As permitted by the rules and regulations of the SEC, the unaudited financial statements and related footnotes included in Item 1 of Part I of this Quarterly Report on Form 10-Q are those of Clear Channel Capital I, LLC, the direct parent of Clear Channel Communications, Inc., a Texas corporation (“Clear Channel” or “Subsidiary Issuer”), and contain certain footnote disclosures regarding the financial information of Clear Channel and Clear Channel’s domestic wholly-owned subsidiaries that guarantee certain of Clear Channel’s outstanding indebtedness. All other financial information and other data and information contained in this Quarterly Report on Form 10-Q is that of Clear Channel, unless otherwise indicated. Accordingly, all references in Item 2 through Item 4 in Part I and all references in Part II of this Quarterly Report on Form 10-Q to “we,” “us” and “our” refer to Clear Channel and its consolidated subsidiaries.

ITEM 2. MANAGEMENT’S DISCUSSION AND ANALYSIS OF FINANCIAL CONDITION AND RESULTS OF OPERATIONS

Format of Presentation

Management’s discussion and analysis of our results of operations and financial condition should be read in conjunction with the consolidated financial statements and related footnotes. Our discussion is presented on both a consolidated and segmented basis. Our reportable operating segments are radio broadcasting (“radio” or “radio broadcasting”), which also includes our national syndication business, Americas outdoor advertising (“Americas outdoor” or Americas outdoor advertising”) and International outdoor advertising (“International outdoor” or “International outdoor advertising”). Included in the “other” segment are our media representation business, Katz Media, as well as other general support services and initiatives.

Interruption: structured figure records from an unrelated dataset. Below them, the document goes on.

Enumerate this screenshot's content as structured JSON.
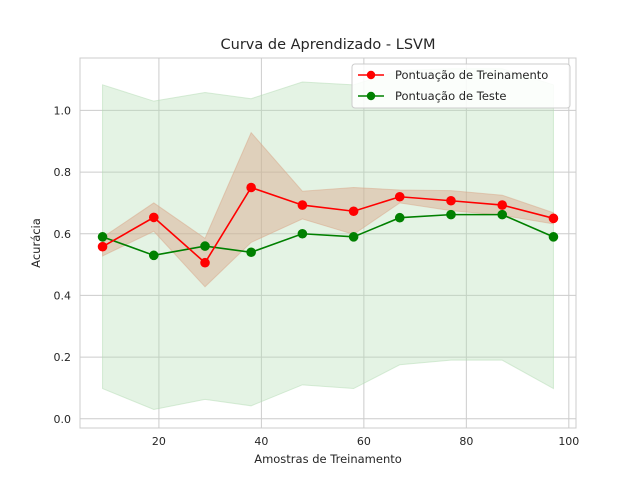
{
  "chart_data": {
    "type": "line",
    "title": "Curva de Aprendizado - LSVM",
    "xlabel": "Amostras de Treinamento",
    "ylabel": "Acurácia",
    "xlim": [
      4.6,
      101.4
    ],
    "ylim": [
      -0.03,
      1.17
    ],
    "xticks": [
      20,
      40,
      60,
      80,
      100
    ],
    "yticks": [
      0.0,
      0.2,
      0.4,
      0.6,
      0.8,
      1.0
    ],
    "xtick_labels": [
      "20",
      "40",
      "60",
      "80",
      "100"
    ],
    "ytick_labels": [
      "0.0",
      "0.2",
      "0.4",
      "0.6",
      "0.8",
      "1.0"
    ],
    "grid": true,
    "legend_position": "top-right",
    "x": [
      9,
      19,
      29,
      38,
      48,
      58,
      67,
      77,
      87,
      97
    ],
    "series": [
      {
        "name": "Pontuação de Treinamento",
        "color": "#ff0000",
        "band_color": "#d9a78a",
        "values": [
          0.558,
          0.653,
          0.506,
          0.75,
          0.693,
          0.673,
          0.72,
          0.707,
          0.693,
          0.65
        ],
        "band_lower": [
          0.528,
          0.608,
          0.428,
          0.572,
          0.648,
          0.598,
          0.7,
          0.675,
          0.66,
          0.632
        ],
        "band_upper": [
          0.588,
          0.7,
          0.585,
          0.928,
          0.738,
          0.75,
          0.742,
          0.74,
          0.725,
          0.668
        ]
      },
      {
        "name": "Pontuação de Teste",
        "color": "#008000",
        "band_color": "#b3dcb3",
        "values": [
          0.59,
          0.53,
          0.56,
          0.54,
          0.6,
          0.59,
          0.652,
          0.662,
          0.662,
          0.59
        ],
        "band_lower": [
          0.098,
          0.03,
          0.063,
          0.042,
          0.11,
          0.098,
          0.175,
          0.19,
          0.19,
          0.098
        ],
        "band_upper": [
          1.083,
          1.03,
          1.058,
          1.038,
          1.092,
          1.083,
          1.13,
          1.135,
          1.135,
          1.083
        ]
      }
    ]
  }
}
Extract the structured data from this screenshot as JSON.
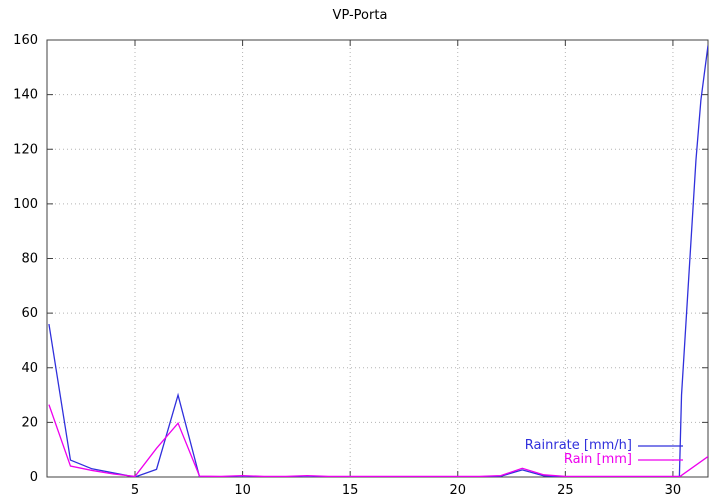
{
  "window": {
    "title": "VP-Porta"
  },
  "chart_data": {
    "type": "line",
    "title": "VP-Porta",
    "xlabel": "",
    "ylabel": "",
    "xlim": [
      0.91,
      31.63
    ],
    "ylim": [
      0,
      160
    ],
    "xticks": [
      5,
      10,
      15,
      20,
      25,
      30
    ],
    "yticks": [
      0,
      20,
      40,
      60,
      80,
      100,
      120,
      140,
      160
    ],
    "grid": true,
    "grid_style": "dotted",
    "legend_position": "bottom-right",
    "colors": {
      "background": "#ffffff",
      "border": "#404040",
      "grid": "#b4b4b4",
      "text": "#000000"
    },
    "series": [
      {
        "name": "Rainrate [mm/h]",
        "color": "#3030dc",
        "points": [
          [
            1,
            56
          ],
          [
            2,
            6.2
          ],
          [
            3,
            3
          ],
          [
            4,
            1.5
          ],
          [
            5,
            0
          ],
          [
            6,
            2.8
          ],
          [
            7,
            30
          ],
          [
            8,
            0
          ],
          [
            9,
            0
          ],
          [
            10,
            0
          ],
          [
            11,
            0
          ],
          [
            12,
            0
          ],
          [
            13,
            0
          ],
          [
            14,
            0
          ],
          [
            15,
            0
          ],
          [
            16,
            0
          ],
          [
            17,
            0
          ],
          [
            18,
            0
          ],
          [
            19,
            0
          ],
          [
            20,
            0
          ],
          [
            21,
            0
          ],
          [
            22,
            0.3
          ],
          [
            23,
            2.6
          ],
          [
            24,
            0.4
          ],
          [
            25,
            0
          ],
          [
            26,
            0
          ],
          [
            27,
            0
          ],
          [
            28,
            0
          ],
          [
            29,
            0
          ],
          [
            30,
            0
          ],
          [
            30.3,
            0
          ],
          [
            30.4,
            30
          ],
          [
            31.07,
            116
          ],
          [
            31.3,
            138
          ],
          [
            31.63,
            158
          ]
        ]
      },
      {
        "name": "Rain [mm]",
        "color": "#ee00ee",
        "points": [
          [
            1,
            26.5
          ],
          [
            2,
            4
          ],
          [
            3,
            2.4
          ],
          [
            4,
            1.1
          ],
          [
            5,
            0.2
          ],
          [
            6,
            10.5
          ],
          [
            7,
            19.7
          ],
          [
            8,
            0.3
          ],
          [
            9,
            0.2
          ],
          [
            10,
            0.5
          ],
          [
            11,
            0.2
          ],
          [
            12,
            0.2
          ],
          [
            13,
            0.5
          ],
          [
            14,
            0.2
          ],
          [
            15,
            0.2
          ],
          [
            16,
            0.2
          ],
          [
            17,
            0.2
          ],
          [
            18,
            0.2
          ],
          [
            19,
            0.2
          ],
          [
            20,
            0.2
          ],
          [
            21,
            0.2
          ],
          [
            22,
            0.5
          ],
          [
            23,
            3.2
          ],
          [
            24,
            0.8
          ],
          [
            25,
            0.2
          ],
          [
            26,
            0.2
          ],
          [
            27,
            0.2
          ],
          [
            28,
            0.2
          ],
          [
            29,
            0.2
          ],
          [
            30,
            0.2
          ],
          [
            30.33,
            0.2
          ],
          [
            31.63,
            7.5
          ]
        ]
      }
    ]
  }
}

We manage our operating segments primarily focusing on their operating income, while Corporate expenses, Other operating income (expense) - net, Interest expense, Equity in earnings (loss) of nonconsolidated affiliates, Other income (expense) – net and Income tax benefit (expense) are managed on a total company basis and are, therefore, included only in our discussion of consolidated results.

Executive Summary

The key highlights of our business for the three and six months ended June 30, 2010 are summarized below:

 

   

Consolidated revenue increased $52.1 million and $107.9 million for the three and six months ended June 30, 2010, respectively, compared to the same periods of 2009, including decreases of $6.6 million and increases of $20.4 million from movements in foreign exchange, respectively.